Imaging technology is constantly improving and enabling accurate, deterministic simulations of transport properties through the pore space of the imaged rock sample. Meanwhile, data-driven machine learning has emerged as an alternate tool for modeling transport properties that, once trained, use a fraction of the computational resources that traditional simulations require. However, machine learning models often fail to strictly enforce the physical constraints of the system, leading to solutions that are less accurate than that of traditional solvers. Here we propose a novel hybrid workflow that combines machine learning and conventional simulation methods. The workflow begins with a three-dimensional, binary image of a sample. A trained convolutional neural network extracts spatial relationships between the porous medium geometry and the electrostatic potential field and predicts the electrical properties through a new medium.

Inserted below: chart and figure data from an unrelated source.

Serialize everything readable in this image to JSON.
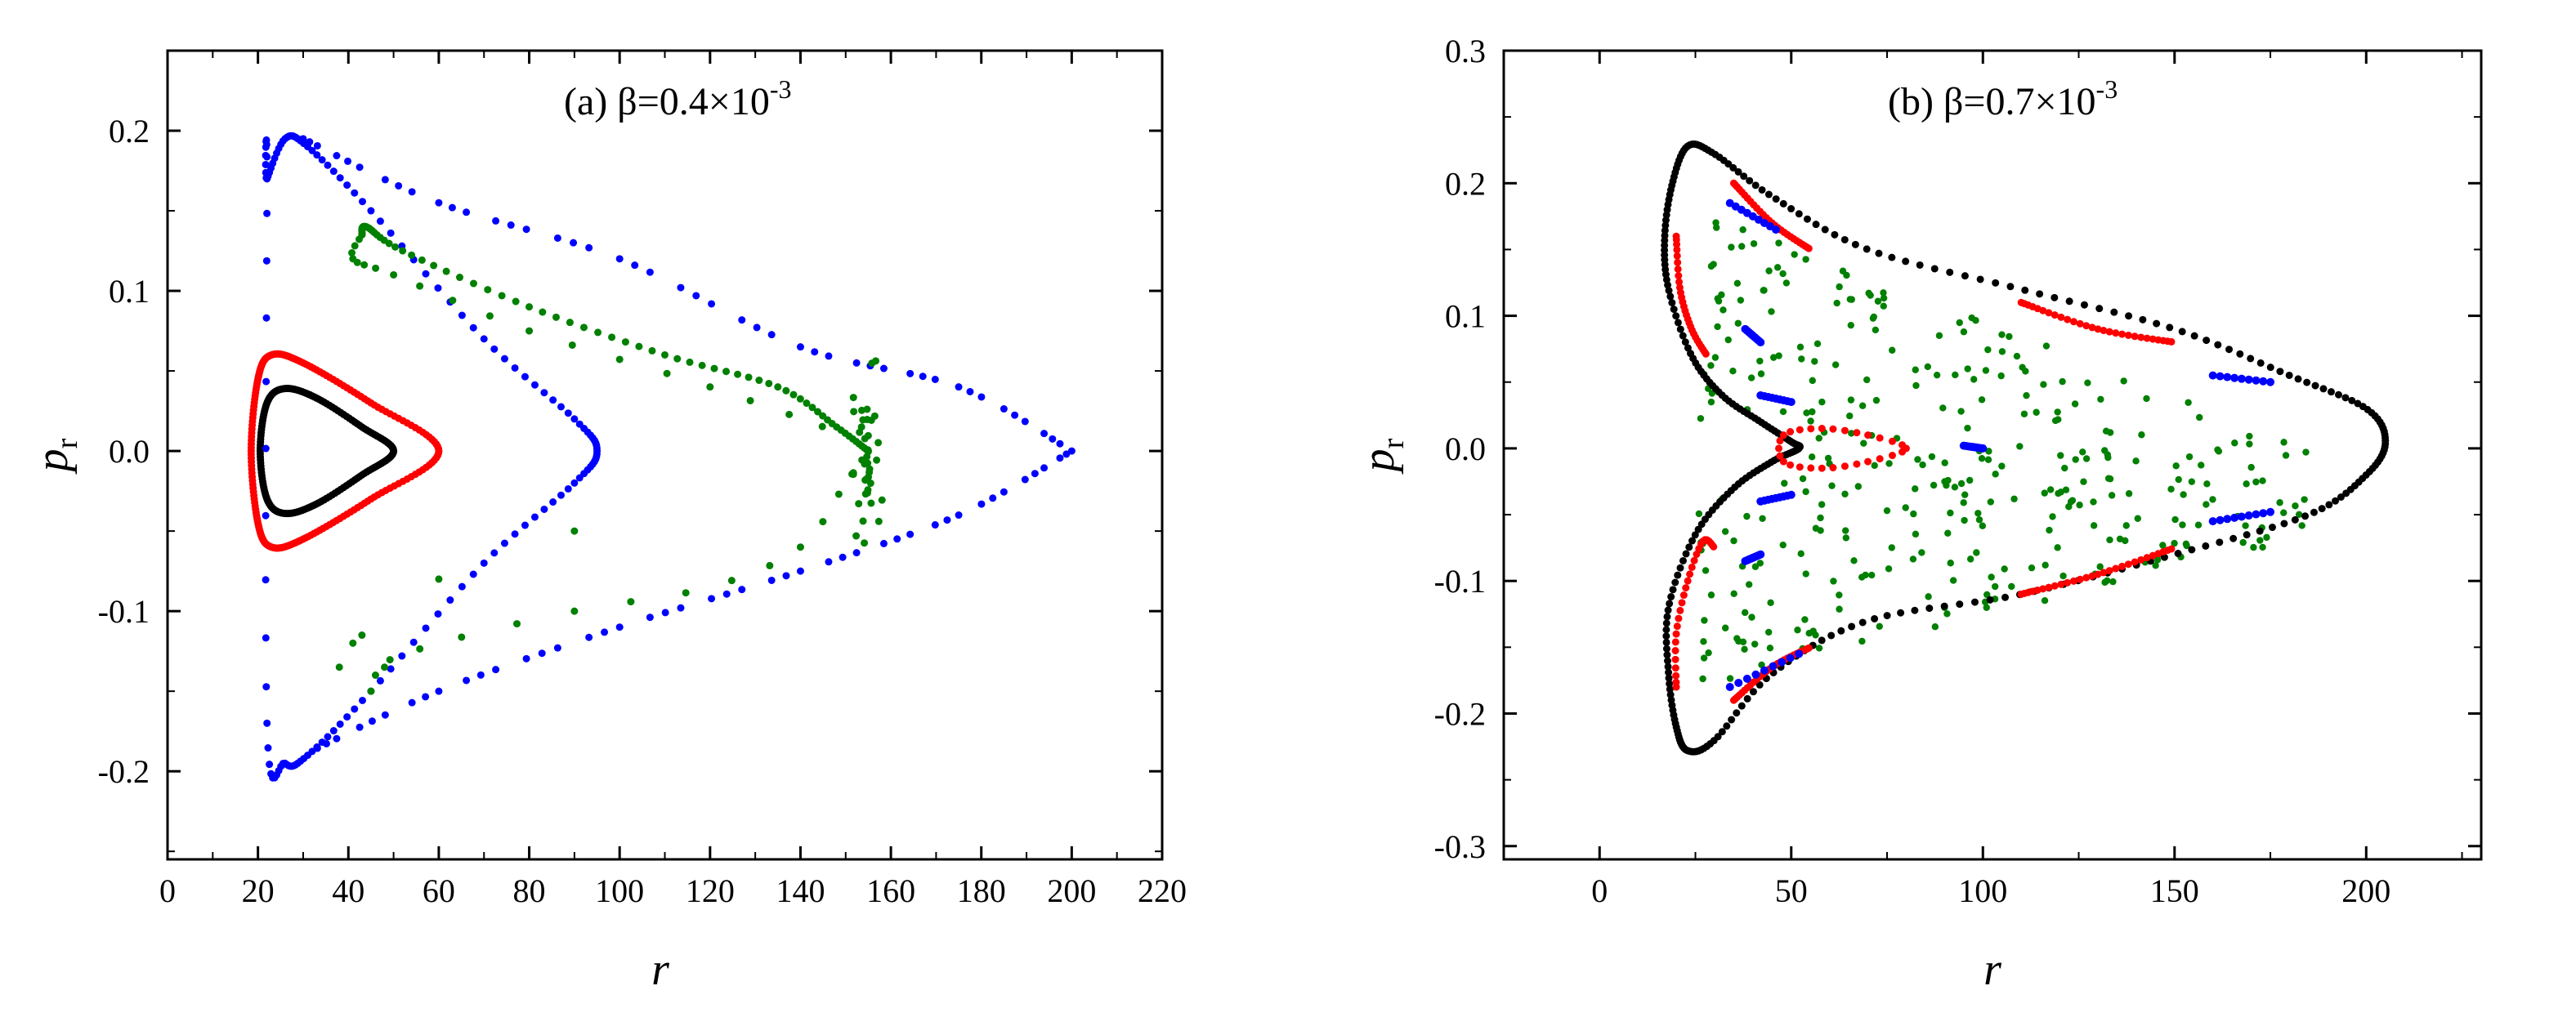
{
  "figure": {
    "description_labels": [
      "(a)",
      "(b)"
    ]
  },
  "chart_data": [
    {
      "type": "scatter",
      "panel": "a",
      "title": "(a) β=0.4×10",
      "title_exponent": "-3",
      "xlabel": "r",
      "ylabel": "p",
      "ylabel_subscript": "r",
      "xlim": [
        0,
        220
      ],
      "ylim": [
        -0.255,
        0.25
      ],
      "xticks": [
        0,
        20,
        40,
        60,
        80,
        100,
        120,
        140,
        160,
        180,
        200,
        220
      ],
      "xtick_labels": [
        "0",
        "20",
        "40",
        "60",
        "80",
        "100",
        "120",
        "140",
        "160",
        "180",
        "200",
        "220"
      ],
      "yticks": [
        -0.2,
        -0.1,
        0.0,
        0.1,
        0.2
      ],
      "ytick_labels": [
        "-0.2",
        "-0.1",
        "0.0",
        "0.1",
        "0.2"
      ],
      "grid": false,
      "series": [
        {
          "name": "black orbit",
          "color": "#000000",
          "shape": "closed-triangle-loop",
          "r_range": [
            22,
            50
          ],
          "pr_amplitude": 0.04,
          "points": 160
        },
        {
          "name": "red orbit",
          "color": "#ff0000",
          "shape": "closed-triangle-loop",
          "r_range": [
            20,
            60
          ],
          "pr_amplitude": 0.06,
          "points": 200
        },
        {
          "name": "blue orbit",
          "color": "#0000ff",
          "shape": "separatrix",
          "vertices": [
            [
              26,
              0.195
            ],
            [
              95,
              0.0
            ],
            [
              26,
              -0.195
            ]
          ],
          "outer": [
            [
              30,
              0.19
            ],
            [
              200,
              0.0
            ],
            [
              30,
              -0.19
            ]
          ]
        },
        {
          "name": "green orbit",
          "color": "#008000",
          "shape": "sparse-island",
          "vertices": [
            [
              43,
              0.135
            ],
            [
              155,
              0.0
            ],
            [
              43,
              -0.13
            ]
          ]
        }
      ]
    },
    {
      "type": "scatter",
      "panel": "b",
      "title": "(b) β=0.7×10",
      "title_exponent": "-3",
      "xlabel": "r",
      "ylabel": "p",
      "ylabel_subscript": "r",
      "xlim": [
        -25,
        230
      ],
      "ylim": [
        -0.31,
        0.3
      ],
      "xticks": [
        0,
        50,
        100,
        150,
        200
      ],
      "xtick_labels": [
        "0",
        "50",
        "100",
        "150",
        "200"
      ],
      "yticks": [
        -0.3,
        -0.2,
        -0.1,
        0.0,
        0.1,
        0.2,
        0.3
      ],
      "ytick_labels": [
        "-0.3",
        "-0.2",
        "-0.1",
        "0.0",
        "0.1",
        "0.2",
        "0.3"
      ],
      "grid": false,
      "series": [
        {
          "name": "black orbit",
          "color": "#000000",
          "shape": "outer-boundary",
          "vertices": [
            [
              22,
              0.228
            ],
            [
              205,
              0.005
            ],
            [
              22,
              -0.228
            ]
          ]
        },
        {
          "name": "red orbit",
          "color": "#ff0000",
          "shape": "island-chain"
        },
        {
          "name": "blue orbit",
          "color": "#0000ff",
          "shape": "island-chain"
        },
        {
          "name": "green orbit",
          "color": "#008000",
          "shape": "chaotic-sea"
        }
      ]
    }
  ]
}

Instead of assuming a linear potential gradient, this prediction is used as the initial condition of a validated finite difference solver. The implementation of this workflow can improve the simulation run time by an order of magnitude for small images. The success of the proposed workflow heavily depends on the accuracy of model prediction. We previously developed successful methods for prediction of the velocity field (and permeability) of a Newtonian fluid in a porous medium in the laminar regime. Here, we extend the method to predict the electrical potential field. We explore one strategy of improving a model's ability to generalize to unseen samples by supplying geometric characterizations of the pore space. We find that models trained with these features individually do not result in an improvement over the baseline model trained with only the binary image. However, they do provide the model with relational information that can be incorporated into future models. Analysis of electrical properties is one of the most common methods of delineating hydrocarbon saturation in reservoir rock. The proposed workflow helps accelerate the calculation of the electric potential field and can lead to estimating hydrocarbon saturation in real time. We also expect that this workflow is easily generalized to many other transport problems in porous media.